The Dubai Internationational Financial Centre, DIFC, has announced the launch of its Employee Workplace Savings, DEWS, scheme, which will offer end-of-employment benefits, as part of a funded and professionally managed contribution plan.
According to a statement released by the centre, the new plan, set to be launched from January 2020, will offer a low-cost investment platform for receiving and managing mandatory employer end-of-service contributions on behalf of employees, and any added voluntary savings by employees, including cash or cash equivalent options for those members who do not want to take investment risks with their contributions.
“Equiom, a trust services provider, has been selected to act as master trustee of the DEWS plan, whilst Zurich Middle East has been selected as the scheme administrator.
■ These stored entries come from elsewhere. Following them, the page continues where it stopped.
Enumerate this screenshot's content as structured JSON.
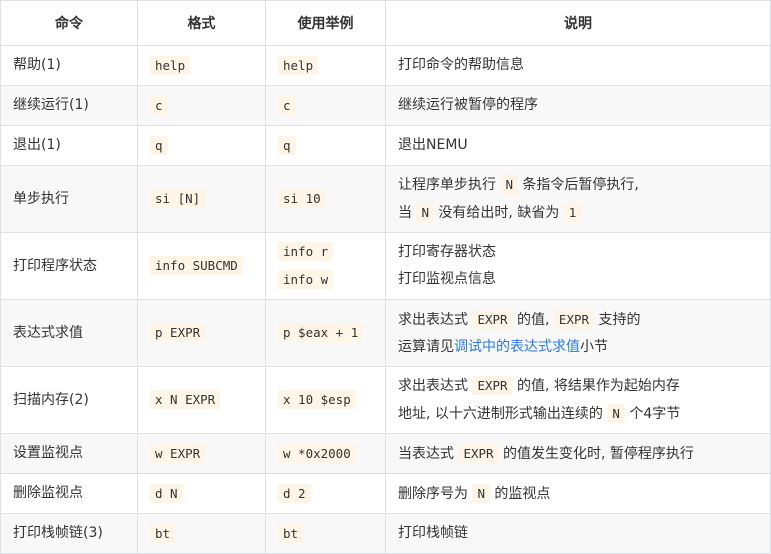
{
  "headers": [
    "命令",
    "格式",
    "使用举例",
    "说明"
  ],
  "rows": [
    {
      "cmd": "帮助(1)",
      "format": "help",
      "examples": [
        "help"
      ],
      "desc": "打印命令的帮助信息"
    },
    {
      "cmd": "继续运行(1)",
      "format": "c",
      "examples": [
        "c"
      ],
      "desc": "继续运行被暂停的程序"
    },
    {
      "cmd": "退出(1)",
      "format": "q",
      "examples": [
        "q"
      ],
      "desc": "退出NEMU"
    },
    {
      "cmd": "单步执行",
      "format": "si [N]",
      "examples": [
        "si 10"
      ],
      "desc_lines": [
        {
          "t1": "让程序单步执行 ",
          "c1": "N",
          "t2": " 条指令后暂停执行,"
        },
        {
          "t1": "当 ",
          "c1": "N",
          "t2": " 没有给出时, 缺省为 ",
          "c2": "1"
        }
      ]
    },
    {
      "cmd": "打印程序状态",
      "format": "info SUBCMD",
      "examples": [
        "info r",
        "info w"
      ],
      "desc_plain": [
        "打印寄存器状态",
        "打印监视点信息"
      ]
    },
    {
      "cmd": "表达式求值",
      "format": "p EXPR",
      "examples": [
        "p $eax + 1"
      ],
      "desc_lines": [
        {
          "t1": "求出表达式 ",
          "c1": "EXPR",
          "t2": " 的值, ",
          "c2": "EXPR",
          "t3": " 支持的"
        },
        {
          "t1": "运算请见",
          "link": "调试中的表达式求值",
          "t2": "小节"
        }
      ]
    },
    {
      "cmd": "扫描内存(2)",
      "format": "x N EXPR",
      "examples": [
        "x 10 $esp"
      ],
      "desc_lines": [
        {
          "t1": "求出表达式 ",
          "c1": "EXPR",
          "t2": " 的值, 将结果作为起始内存"
        },
        {
          "t1": "地址, 以十六进制形式输出连续的 ",
          "c1": "N",
          "t2": " 个4字节"
        }
      ]
    },
    {
      "cmd": "设置监视点",
      "format": "w EXPR",
      "examples": [
        "w *0x2000"
      ],
      "desc_lines": [
        {
          "t1": "当表达式 ",
          "c1": "EXPR",
          "t2": " 的值发生变化时, 暂停程序执行"
        }
      ]
    },
    {
      "cmd": "删除监视点",
      "format": "d N",
      "examples": [
        "d 2"
      ],
      "desc_lines": [
        {
          "t1": "删除序号为 ",
          "c1": "N",
          "t2": " 的监视点"
        }
      ]
    },
    {
      "cmd": "打印栈帧链(3)",
      "format": "bt",
      "examples": [
        "bt"
      ],
      "desc": "打印栈帧链"
    }
  ],
  "colors": {
    "border": "#dfe2e5",
    "stripe": "#f8f8f8",
    "code_bg": "#fff5e6",
    "link": "#2a7ae2"
  }
}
Zurich will be assisted in its duties by Mercer as an investment adviser, and Smart Pension as a technology services provider,” the statement read.
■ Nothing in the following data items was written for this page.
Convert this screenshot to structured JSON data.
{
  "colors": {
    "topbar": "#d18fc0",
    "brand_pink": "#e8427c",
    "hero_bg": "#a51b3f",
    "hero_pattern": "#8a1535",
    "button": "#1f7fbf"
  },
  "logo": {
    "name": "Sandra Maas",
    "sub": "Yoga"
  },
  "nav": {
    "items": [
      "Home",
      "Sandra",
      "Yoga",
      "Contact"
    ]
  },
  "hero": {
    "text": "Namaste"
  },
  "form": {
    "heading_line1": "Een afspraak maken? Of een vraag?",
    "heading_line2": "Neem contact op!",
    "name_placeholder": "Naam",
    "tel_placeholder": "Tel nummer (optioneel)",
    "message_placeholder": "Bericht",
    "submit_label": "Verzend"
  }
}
Commenting on the announcement, Arif Amiri, CEO of the DIFC Authority, said, “Based on the extensive experience and sterling reputation of the selected service providers, having implemented and participated in similar schemes in a number of other jurisdictions, also in the region, we are confident that their collective expertise of over 70 years in this field will help secure better employee end-of-service benefits for the DIFC workforce.”
Zurich will very soon begin the enrollment process with DIFC employers required to participate in the DEWS plan.
The introduction of the new scheme will allow companies based in the DIFC to know exactly what their liabilities to employees are, without any liability once paid. Meanwhile, employees will have secure benefits, irrespective of an employer going out of business, while having the option to earn a return on an employer’s monthly contributions and to make their own contributions in a very cost-effective and simple way.
Employers in the DIFC will have the ability to opt out of the DEWS scheme in limited circumstances, provided that they have been provided with a qualifying alternative scheme certificate by the DIFC Registrar of Companies. The guidelines as to what will qualify as a suitable alternative will be provided after 15th September 2019.